The 83-year-old Norman Mailer's new novel is about Hitler, and it comes out later this month. One wonders how he'll treat that character in his novel, considering that in real life he's stabbed his wife, sat on Truman Capote, head-butted Gore Vidal and referred to Michiko Kakutani as "a one-woman kamikaze". Here's his All-Time Enemies List.
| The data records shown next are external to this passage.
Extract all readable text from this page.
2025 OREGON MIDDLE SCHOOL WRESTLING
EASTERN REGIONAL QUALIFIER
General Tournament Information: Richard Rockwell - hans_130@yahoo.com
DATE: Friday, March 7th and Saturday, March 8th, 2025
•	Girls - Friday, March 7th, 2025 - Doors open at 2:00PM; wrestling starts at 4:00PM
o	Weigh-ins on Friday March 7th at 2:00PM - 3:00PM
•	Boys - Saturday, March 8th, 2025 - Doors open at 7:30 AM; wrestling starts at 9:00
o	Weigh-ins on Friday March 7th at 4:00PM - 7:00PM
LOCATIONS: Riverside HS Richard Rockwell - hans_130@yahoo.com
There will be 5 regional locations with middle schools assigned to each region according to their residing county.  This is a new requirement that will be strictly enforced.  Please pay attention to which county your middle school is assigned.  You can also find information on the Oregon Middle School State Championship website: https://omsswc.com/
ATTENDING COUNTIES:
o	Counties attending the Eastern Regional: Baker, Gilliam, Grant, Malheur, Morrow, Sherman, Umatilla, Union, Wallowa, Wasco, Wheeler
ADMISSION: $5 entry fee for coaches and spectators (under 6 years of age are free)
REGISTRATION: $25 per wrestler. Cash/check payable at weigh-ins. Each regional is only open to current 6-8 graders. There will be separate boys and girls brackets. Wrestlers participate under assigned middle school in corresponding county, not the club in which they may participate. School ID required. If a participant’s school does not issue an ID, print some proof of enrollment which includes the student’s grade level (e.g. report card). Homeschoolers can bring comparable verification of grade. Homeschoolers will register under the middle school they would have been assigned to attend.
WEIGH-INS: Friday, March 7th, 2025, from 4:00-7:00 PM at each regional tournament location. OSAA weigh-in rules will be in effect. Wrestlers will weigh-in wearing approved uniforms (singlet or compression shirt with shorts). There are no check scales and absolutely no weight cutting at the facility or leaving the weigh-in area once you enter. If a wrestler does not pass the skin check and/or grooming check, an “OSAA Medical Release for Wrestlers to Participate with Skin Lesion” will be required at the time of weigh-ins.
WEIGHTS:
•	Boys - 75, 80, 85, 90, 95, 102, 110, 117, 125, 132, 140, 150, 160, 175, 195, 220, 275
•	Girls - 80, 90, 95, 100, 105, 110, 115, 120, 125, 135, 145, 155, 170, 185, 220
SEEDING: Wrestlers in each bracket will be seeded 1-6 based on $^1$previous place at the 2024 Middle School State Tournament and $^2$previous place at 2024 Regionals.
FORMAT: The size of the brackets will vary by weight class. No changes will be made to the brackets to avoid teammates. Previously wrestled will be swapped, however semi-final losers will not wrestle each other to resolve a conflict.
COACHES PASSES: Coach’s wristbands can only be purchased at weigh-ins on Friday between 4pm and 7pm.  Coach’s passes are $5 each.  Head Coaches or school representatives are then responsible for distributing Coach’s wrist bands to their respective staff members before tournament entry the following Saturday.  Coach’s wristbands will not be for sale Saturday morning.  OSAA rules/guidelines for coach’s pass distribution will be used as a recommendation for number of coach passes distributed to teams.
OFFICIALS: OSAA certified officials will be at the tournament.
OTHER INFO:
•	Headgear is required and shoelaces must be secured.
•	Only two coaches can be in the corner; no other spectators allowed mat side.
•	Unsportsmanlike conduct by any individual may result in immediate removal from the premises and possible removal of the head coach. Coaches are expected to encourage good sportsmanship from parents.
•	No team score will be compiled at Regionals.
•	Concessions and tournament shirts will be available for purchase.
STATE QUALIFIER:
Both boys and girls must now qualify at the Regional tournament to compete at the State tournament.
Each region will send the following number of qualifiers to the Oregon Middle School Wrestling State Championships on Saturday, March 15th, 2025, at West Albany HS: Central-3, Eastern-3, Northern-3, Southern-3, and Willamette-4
(By the way, he's also a contributing blogger at The Huffington Post.)

Vargas Girl

She used to be a "medieval archeo-zoologist". Her nickname's "Fred Vargas". She can "write the whole book in three weeks". And she feels that calling herself a writer would be "too pretentious". Meet the fascinating Frédérique Audouin-Rouzeau, France's best-selling detective novelist.

Monday, January 08, 2007

Want To Write A Book?

Start talking, says Richard Powers.

Nothing Old Under The Sun

The reason that novelists such as Mailer, Updike, Pynchon, McCarthy and Roth are still read and discussed in the United States? Their connection to the past, says John Freeman, president of the National Book Critics Circle.

Trusting Tale And Teller

" 'I read your poem,' said a friend some years ago, pausing before adding solicitously: 'Are you all right?' "

- James Fenton on how much of yourself to put into your work

Inspired Stories

"I don't know when the imperative that stories be totally original became as insistent as it currently is, but I do know that the sense that stories take from, build on, and are inspired by each other, seems to have disappeared."

- Author Sophie Cunningham's take on authors being influenced.